PokerStars Caribbean Adventure Shut Down

The popular poker tournament called PokerStars Caribbean Adventure, which won the hearts of thousands of players worldwide, has been discontinued after 16 years of being active. One of the best international live poker stops organized by PokerStars will be no more.

The news comes from a report published on PocketFives, and one of the sentences that really sums up the reason for the discontinuation comes from Marketing Director of PokerStars Eric Hollreiser.

He said in the report that it was no secret that PokerStars Caribbean Adventure had been “losing momentum,” after 15 successful years. Moreover, he added that they had received a lot of criticism regarding the location of the tournament, so they wouldn’t return to the Caribbean in 2020.

How It All Started

PCA began back in 2004. The tournament took place on a cruise ship, and a total of 221 players took part in it. The winner of the inaugural event was Gus Hansen, who managed to get a total of $455,780 with a $7,500 buy-in.

PokerStars Caribbean Adventure found its new home one year after that, settling at Atlantis Resort, which is a big facility that takes up almost half of Paradise Island. The tournament lasted there for years, and it even evolved to become a part of PokerStars’ European Poker Tour, and the buy-in required for it would go up to $10,300. Eventually, it would become one of the few live main events that would require at least $10k for the buy-in.

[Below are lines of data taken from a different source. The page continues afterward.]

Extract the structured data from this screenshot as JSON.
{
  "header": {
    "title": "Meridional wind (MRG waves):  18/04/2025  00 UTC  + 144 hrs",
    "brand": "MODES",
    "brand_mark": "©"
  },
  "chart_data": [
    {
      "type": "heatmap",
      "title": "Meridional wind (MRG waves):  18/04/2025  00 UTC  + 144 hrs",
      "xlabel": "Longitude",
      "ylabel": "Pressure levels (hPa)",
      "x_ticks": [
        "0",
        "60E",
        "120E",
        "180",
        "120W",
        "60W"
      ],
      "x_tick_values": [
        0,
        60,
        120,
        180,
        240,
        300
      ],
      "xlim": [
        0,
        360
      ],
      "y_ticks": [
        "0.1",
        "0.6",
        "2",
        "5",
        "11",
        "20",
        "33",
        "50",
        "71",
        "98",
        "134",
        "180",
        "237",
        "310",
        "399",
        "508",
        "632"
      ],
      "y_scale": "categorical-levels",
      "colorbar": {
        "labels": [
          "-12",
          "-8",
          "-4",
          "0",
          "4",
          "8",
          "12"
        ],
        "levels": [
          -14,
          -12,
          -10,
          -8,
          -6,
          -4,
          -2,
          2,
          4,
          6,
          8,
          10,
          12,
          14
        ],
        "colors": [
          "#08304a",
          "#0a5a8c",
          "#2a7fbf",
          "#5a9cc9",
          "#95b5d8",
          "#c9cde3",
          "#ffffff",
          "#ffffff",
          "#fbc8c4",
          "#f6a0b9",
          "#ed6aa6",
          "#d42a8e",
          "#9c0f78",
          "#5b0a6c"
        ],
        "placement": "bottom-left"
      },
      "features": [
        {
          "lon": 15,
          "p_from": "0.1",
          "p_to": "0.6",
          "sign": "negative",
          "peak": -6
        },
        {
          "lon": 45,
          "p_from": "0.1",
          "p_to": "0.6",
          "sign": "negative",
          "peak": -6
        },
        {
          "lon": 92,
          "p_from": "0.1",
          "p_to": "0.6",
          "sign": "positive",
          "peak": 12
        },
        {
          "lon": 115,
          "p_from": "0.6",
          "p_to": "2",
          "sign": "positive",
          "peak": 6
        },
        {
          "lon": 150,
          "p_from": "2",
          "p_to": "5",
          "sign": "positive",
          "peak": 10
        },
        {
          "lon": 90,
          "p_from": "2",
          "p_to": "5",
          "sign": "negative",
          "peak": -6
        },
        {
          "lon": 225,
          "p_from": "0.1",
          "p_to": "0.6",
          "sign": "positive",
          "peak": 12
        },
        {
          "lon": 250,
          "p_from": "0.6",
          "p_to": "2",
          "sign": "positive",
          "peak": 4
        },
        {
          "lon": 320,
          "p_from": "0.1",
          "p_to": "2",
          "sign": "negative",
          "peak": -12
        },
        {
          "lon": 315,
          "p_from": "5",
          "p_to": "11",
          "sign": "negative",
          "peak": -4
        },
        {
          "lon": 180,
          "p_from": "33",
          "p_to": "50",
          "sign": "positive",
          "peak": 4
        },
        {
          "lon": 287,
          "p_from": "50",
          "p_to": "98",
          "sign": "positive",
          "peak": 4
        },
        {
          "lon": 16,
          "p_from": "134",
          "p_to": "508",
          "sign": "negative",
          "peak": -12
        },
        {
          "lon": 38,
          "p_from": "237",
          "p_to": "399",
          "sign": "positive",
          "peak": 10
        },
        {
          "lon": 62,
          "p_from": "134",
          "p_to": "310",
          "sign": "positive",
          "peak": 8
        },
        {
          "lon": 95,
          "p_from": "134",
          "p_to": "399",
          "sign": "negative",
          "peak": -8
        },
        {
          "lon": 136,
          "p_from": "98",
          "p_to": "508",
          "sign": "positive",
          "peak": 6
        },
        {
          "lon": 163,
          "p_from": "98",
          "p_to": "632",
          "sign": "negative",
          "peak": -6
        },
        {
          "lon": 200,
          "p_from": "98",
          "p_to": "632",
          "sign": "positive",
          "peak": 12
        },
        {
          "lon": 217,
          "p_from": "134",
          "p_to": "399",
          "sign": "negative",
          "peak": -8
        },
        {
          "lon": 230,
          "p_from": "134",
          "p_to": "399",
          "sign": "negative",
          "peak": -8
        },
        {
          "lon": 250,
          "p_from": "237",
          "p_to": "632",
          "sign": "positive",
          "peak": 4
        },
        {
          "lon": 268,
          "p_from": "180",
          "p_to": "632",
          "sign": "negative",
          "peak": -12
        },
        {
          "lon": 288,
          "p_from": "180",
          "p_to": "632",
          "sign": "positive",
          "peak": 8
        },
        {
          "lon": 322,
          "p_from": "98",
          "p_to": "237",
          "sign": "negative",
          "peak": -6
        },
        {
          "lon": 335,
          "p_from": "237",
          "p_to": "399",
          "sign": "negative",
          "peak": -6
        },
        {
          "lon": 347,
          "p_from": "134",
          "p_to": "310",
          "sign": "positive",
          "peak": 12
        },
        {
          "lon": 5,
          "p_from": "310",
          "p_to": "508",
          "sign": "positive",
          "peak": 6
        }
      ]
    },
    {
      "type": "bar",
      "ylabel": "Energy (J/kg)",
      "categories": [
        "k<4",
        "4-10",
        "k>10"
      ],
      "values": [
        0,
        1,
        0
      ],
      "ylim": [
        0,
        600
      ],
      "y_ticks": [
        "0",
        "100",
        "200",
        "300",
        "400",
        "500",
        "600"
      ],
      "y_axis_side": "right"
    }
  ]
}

However, the buy-in was later dropped to $5,300, and the tournament was rebranded. The new name was PokerStars Championship Bahamas, and that was its official name back in 2017.

The biggest prizes in this tournament were back in 2009. That year, a Canadian called Poorya Nazari managed to win the first-place trophy along with a prize of $3 million.

When it comes to the total number of entries, the most players applied for tournaments two years after Nazari won the first prize. In 2010, there were 1,529 entries, and there was a total of 1,560 entries in 2011.

The Main Event was not the only thing that was popular, as a $25K High Roller tournament was also attended by numerous popular poker players.

After that peak attendance in 2011, the numbers started going down. There were not enough satellite tournaments for the players in North America, and the number of entries dropped to 1,071 back in 2012.

In 2015, the number of players dropped approximately 20 percent, as only 816 players applied for the tournament. The official runners decided to lower the buy-in to $5,300, which had a small effect, bumping the numbers for about a hundred.

Nevertheless, the numbers continued to drop over the years, as only 582 entries were recorded in 2018.

The final attempt to revitalize the tournament was this year when the PokerStars Players No-Limit Hold’em Championship was added to the list of events. However, it was only a short-term solution, and it seems that the tournament will be no more.